Does the iPad 2 tablet actually make computing more practical and enjoyable in everyday life; in other words, does it have a reason to exist, having truly found its place within the PC spectrum? Let's go through some of the iPad 2's features and assess this.
While the tablet isn't a replacement for most laptop PC's, it wasn't designed for this purpose; though it sure appears superior to basically any notebook, and to some laptops as well, improving on such computing experiences as web surfing, book reading and gaming.

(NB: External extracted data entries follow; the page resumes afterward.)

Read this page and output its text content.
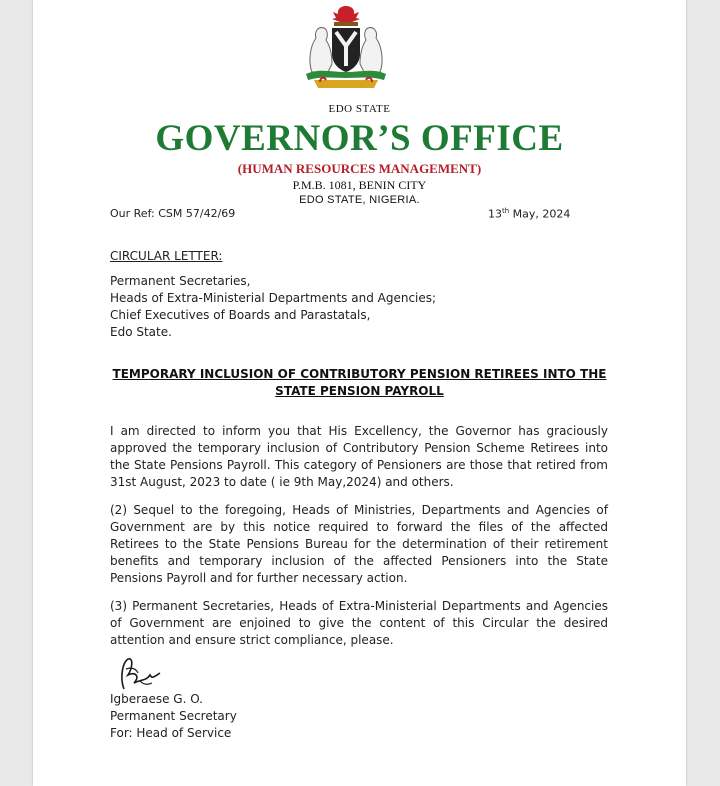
EDO STATE
GOVERNOR’S OFFICE
(HUMAN RESOURCES MANAGEMENT)
P.M.B. 1081, BENIN CITY
EDO STATE, NIGERIA.
Our Ref: CSM 57/42/69	13th May, 2024
CIRCULAR LETTER:
Permanent Secretaries,
Heads of Extra-Ministerial Departments and Agencies;
Chief Executives of Boards and Parastatals,
Edo State.
TEMPORARY INCLUSION OF CONTRIBUTORY PENSION RETIREES INTO THE
STATE PENSION PAYROLL

I am directed to inform you that His Excellency, the Governor has graciously approved the temporary inclusion of Contributory Pension Scheme Retirees into the State Pensions Payroll. This category of Pensioners are those that retired from 31st August, 2023 to date ( ie 9th May,2024) and others.

(2) Sequel to the foregoing, Heads of Ministries, Departments and Agencies of Government are by this notice required to forward the files of the affected Retirees to the State Pensions Bureau for the determination of their retirement benefits and temporary inclusion of the affected Pensioners into the State Pensions Payroll and for further necessary action.

(3) Permanent Secretaries, Heads of Extra-Ministerial Departments and Agencies of Government are enjoined to give the content of this Circular the desired attention and ensure strict compliance, please.

Igberaese G. O.
Permanent Secretary
For: Head of Service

Plus, compared to most PC's, the iPad seems to work at the speed of light: quicker wake-up, faster suspend, a lower draw on power while suspended, and all these in an utter silence. PC's should learn from these and also from the gaming graphics, which are much better in the case of the tablet.
What's great about iPads is that they are excellent media clients. Users may choose from a wide variety of apps, online publications and may also enjoy a host of TV networks. The shape, size, display are other pluses. Actually the overall design surely appeals to customers more than a regular laptop's design. Not to mention the battery life, which is supposedly up to 10 hours.
On the other hand, for serious computing, and especially for manipulating words or pictures, a PC is more appropriate than the iPad. An external keyboard may be necessary for this kind of activity, though the tablet does support them via Bluetooth.
All in all, it seems the iPad is stealing more an more time from other PC devices in various ways, and has established itself as a practical, versatile device that is here to stay.